Scientists have found signs of Middle East respiratory syndrome (MERS), the new coronavirus that has so far killed about half of the people infected by it, in one-humped camels.
The findings, published in the journal The Lancet Infectious Diseases, show that blood samples taken from 50 dromedary camels from Oman contain antibodies to MERS, suggesting they have either encountered the virus (or a similar one) before, or they are the reservoir (or at least one of the reservoirs) for MERS.
"As new human cases of MERS-CoV continue to emerge, without any clues about the sources of infection except for people who caught it from other patients, these new results suggest that dromedary camels may be one reservoir of the virus that is causing MERS-CoV in humans," the researchers said in a statement. "Dromedary camels are a popular animal species in the Middle East, where they are used for racing, and also for meat and milk, so there are different types of contact of humans with these animals that could lead to transmission of a virus."
Previously, MERS has been linked with bats, but the researchers noted that this isn't likely how most humans are becoming infected with the virus since humans and bats aren't often in close contact.
The study, which was led by Dr. Chantal Reusken of the National Institute for Public Health and the Environment in the Netherlands, involved 349 blood serum samples that were taken from a number of livestock animals from different countries around the world, including Spain, Chile, Oman and the Netherlands. Science NOW reported that the researchers also wanted blood serum samples from Saudi Arabia and Qatar, since these countries are where most cases of MERS have occurred, but the countries would not cooperate with the study.

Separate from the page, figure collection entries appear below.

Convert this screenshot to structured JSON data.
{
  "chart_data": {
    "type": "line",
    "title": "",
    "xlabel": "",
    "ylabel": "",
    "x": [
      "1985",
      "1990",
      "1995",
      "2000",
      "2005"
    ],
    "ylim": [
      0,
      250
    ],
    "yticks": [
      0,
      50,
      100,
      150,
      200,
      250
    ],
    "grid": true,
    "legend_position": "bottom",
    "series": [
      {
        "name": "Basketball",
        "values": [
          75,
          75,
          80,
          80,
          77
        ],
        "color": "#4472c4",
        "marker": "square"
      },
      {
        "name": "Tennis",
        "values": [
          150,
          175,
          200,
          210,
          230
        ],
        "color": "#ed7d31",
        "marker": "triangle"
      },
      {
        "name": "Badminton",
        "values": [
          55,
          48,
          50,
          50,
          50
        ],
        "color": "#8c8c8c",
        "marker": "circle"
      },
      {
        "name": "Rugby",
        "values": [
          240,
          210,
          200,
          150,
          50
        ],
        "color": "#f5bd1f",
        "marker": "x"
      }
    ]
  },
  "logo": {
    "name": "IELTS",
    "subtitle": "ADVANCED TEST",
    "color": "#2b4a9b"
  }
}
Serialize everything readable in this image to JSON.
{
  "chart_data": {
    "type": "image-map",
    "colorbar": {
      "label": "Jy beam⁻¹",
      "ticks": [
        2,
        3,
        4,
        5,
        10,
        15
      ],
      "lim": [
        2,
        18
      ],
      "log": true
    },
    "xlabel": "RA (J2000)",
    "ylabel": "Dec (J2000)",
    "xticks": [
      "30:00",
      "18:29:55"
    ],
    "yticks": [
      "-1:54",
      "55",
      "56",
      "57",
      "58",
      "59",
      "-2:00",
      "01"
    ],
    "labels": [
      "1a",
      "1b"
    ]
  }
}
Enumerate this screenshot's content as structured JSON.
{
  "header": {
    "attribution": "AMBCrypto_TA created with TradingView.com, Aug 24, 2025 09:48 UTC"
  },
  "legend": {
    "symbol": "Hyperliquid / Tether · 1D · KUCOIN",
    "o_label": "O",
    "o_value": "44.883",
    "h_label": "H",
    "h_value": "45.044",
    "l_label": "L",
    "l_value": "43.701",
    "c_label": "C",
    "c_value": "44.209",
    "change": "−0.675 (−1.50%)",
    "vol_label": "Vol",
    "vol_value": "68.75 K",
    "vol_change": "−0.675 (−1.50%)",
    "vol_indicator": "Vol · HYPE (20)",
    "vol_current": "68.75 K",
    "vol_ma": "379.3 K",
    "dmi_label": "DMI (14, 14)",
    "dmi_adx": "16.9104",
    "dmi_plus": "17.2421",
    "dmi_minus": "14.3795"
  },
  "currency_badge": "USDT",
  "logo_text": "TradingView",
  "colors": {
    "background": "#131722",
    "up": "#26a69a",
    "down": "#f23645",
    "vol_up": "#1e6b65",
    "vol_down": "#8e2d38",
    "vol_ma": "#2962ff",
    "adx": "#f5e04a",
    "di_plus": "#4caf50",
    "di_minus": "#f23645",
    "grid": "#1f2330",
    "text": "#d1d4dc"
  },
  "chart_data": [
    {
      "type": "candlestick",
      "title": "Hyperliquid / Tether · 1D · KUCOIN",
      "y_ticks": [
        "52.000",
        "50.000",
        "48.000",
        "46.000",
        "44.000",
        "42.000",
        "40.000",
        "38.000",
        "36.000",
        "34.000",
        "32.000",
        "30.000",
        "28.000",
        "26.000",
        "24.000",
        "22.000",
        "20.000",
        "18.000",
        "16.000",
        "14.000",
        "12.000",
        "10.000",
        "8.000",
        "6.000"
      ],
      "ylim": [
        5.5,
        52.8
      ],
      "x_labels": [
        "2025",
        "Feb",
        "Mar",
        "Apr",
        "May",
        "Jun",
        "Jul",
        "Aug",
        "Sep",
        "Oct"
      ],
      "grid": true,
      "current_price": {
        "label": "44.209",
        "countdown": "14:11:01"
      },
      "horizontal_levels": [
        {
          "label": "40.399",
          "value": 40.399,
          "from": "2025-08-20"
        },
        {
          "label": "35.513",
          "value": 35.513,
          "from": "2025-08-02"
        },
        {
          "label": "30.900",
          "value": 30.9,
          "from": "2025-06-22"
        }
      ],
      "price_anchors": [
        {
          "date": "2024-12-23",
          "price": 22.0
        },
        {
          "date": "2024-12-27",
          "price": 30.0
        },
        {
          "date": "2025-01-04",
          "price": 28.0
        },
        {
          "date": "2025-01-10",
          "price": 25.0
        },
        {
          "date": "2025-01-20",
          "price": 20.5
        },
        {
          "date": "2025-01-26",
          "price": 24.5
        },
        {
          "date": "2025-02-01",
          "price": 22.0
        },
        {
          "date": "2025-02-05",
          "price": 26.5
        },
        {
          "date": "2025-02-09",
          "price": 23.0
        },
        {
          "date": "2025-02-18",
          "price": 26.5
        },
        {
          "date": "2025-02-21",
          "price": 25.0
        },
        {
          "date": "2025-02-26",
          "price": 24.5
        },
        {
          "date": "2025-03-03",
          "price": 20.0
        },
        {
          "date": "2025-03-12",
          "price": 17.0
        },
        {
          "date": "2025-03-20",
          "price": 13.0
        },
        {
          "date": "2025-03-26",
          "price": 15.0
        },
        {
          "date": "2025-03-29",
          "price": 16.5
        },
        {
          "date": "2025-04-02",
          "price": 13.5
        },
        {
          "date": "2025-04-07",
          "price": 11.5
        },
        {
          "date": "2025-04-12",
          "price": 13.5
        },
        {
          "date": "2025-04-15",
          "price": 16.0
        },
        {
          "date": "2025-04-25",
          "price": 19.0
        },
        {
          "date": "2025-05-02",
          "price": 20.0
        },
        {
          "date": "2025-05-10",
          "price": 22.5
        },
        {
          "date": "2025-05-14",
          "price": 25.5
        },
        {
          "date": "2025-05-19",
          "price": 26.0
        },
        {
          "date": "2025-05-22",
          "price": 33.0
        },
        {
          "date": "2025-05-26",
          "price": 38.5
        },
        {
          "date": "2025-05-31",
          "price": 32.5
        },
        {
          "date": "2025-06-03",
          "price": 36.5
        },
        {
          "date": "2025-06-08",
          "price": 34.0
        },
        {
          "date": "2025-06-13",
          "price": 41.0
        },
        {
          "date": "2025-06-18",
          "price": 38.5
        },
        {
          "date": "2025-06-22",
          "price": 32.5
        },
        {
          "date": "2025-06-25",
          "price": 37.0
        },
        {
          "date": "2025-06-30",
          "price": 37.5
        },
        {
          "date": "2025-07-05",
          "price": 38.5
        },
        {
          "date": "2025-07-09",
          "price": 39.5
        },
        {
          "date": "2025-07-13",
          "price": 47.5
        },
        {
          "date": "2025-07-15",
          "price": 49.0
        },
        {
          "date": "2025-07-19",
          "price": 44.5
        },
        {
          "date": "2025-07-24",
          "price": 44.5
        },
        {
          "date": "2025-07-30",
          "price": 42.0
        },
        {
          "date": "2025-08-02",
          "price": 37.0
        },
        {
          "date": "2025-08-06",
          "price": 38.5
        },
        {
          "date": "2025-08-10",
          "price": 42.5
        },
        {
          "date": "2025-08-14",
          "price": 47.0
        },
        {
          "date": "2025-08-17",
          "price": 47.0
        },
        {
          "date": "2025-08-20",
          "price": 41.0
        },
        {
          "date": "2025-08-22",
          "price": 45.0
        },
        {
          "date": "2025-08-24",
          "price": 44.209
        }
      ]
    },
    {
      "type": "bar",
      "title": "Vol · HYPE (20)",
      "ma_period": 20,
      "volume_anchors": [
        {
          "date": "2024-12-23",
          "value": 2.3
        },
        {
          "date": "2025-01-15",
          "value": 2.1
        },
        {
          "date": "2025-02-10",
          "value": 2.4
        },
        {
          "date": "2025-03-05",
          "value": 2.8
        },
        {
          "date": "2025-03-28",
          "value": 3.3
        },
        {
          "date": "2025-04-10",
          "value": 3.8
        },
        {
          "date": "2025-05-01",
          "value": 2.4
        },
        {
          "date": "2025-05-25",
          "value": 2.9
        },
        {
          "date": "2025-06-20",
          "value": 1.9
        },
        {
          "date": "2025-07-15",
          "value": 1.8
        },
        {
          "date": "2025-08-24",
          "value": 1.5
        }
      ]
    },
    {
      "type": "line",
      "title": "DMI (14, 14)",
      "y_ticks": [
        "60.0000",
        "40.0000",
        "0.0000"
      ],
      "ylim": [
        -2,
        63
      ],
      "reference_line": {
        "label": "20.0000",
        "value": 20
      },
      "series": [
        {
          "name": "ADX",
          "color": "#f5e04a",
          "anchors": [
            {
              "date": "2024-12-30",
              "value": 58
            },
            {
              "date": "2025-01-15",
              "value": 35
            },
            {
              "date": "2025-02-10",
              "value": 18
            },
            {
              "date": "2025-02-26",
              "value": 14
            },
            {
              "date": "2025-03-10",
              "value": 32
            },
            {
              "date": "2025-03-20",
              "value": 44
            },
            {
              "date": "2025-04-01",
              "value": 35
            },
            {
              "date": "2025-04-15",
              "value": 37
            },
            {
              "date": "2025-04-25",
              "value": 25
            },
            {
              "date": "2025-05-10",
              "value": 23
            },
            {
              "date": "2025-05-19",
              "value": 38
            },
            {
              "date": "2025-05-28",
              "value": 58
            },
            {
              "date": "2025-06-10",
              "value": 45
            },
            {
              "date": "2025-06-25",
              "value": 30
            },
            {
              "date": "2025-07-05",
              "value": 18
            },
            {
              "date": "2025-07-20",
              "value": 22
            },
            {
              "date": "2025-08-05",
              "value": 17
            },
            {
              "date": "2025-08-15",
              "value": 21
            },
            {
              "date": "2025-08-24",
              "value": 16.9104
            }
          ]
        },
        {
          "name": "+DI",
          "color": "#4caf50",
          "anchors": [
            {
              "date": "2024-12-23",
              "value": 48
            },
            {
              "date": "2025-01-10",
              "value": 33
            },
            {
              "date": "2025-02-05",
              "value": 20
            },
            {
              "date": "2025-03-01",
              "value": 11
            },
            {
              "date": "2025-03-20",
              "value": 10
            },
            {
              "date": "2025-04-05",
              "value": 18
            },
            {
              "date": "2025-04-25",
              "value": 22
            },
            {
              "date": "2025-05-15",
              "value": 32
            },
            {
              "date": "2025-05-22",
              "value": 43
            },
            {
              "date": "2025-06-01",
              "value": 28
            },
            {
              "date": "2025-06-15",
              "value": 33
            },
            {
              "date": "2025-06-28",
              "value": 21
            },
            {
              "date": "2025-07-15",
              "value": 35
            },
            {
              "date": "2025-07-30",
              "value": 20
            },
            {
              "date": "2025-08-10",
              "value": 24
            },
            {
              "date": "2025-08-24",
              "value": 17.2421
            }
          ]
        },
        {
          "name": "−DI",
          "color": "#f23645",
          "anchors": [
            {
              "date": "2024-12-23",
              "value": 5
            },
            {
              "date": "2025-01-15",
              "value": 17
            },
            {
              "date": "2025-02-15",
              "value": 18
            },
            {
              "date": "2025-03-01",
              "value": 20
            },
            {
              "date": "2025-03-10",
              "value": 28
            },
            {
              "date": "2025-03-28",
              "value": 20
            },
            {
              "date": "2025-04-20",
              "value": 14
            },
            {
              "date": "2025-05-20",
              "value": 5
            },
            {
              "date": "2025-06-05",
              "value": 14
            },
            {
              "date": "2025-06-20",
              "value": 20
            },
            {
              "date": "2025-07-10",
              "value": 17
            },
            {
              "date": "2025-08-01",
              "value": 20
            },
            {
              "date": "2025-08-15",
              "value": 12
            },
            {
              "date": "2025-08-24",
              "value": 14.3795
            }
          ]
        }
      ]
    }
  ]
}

Researchers analyzed the blood samples for antibodies against MERS, antibodies against SARS (which is a coronavirus, just as MERS is), and the HCoV-OC43 strain of coronavirus. They did not find any MERS antibodies in the 160 blood samples from the sheep, goats and cattle in Spain and the Netherlands, but did find the antibodies in the 50 samples from the camels from Oman. Interestingly, researchers also found low levels of the antibodies in 14 percent of camels from the Canary Islands, where there had previously been no evidence of MERS circulating.
They found that only the dromedary camels had the MERS antibodies; other kinds of camels or camel-related creatures, like the alpaca, llama and Bactrian camel (the two-humped camel), did not show evidence of MERS.
However, Science NOW talked with one of the study authors, Marion Koopmans, about why we shouldn't get our hopes too high yet:
The researchers didn't try to isolate the actual virus from the samples, so they can't be 100 percent sure the camels were infected with MERS. They had only blood serum available, which is not a good starting material, Koopmans says, and besides, once an animal has high levels of antibodies, "you don't expect much luck in finding the virus."
Fortunately, MERS doesn't seem to be spreading that easily. Reuters earlier reported that even though the death rate is high -- it's sickened a little more than 90 people since it was first identified last year, and has killed about half of them -- it does not seem easily contractible, especially compared with SARS.
Last month, the Food and Drug Administration issued emergency authorization for the development of a MERS diagnostic test.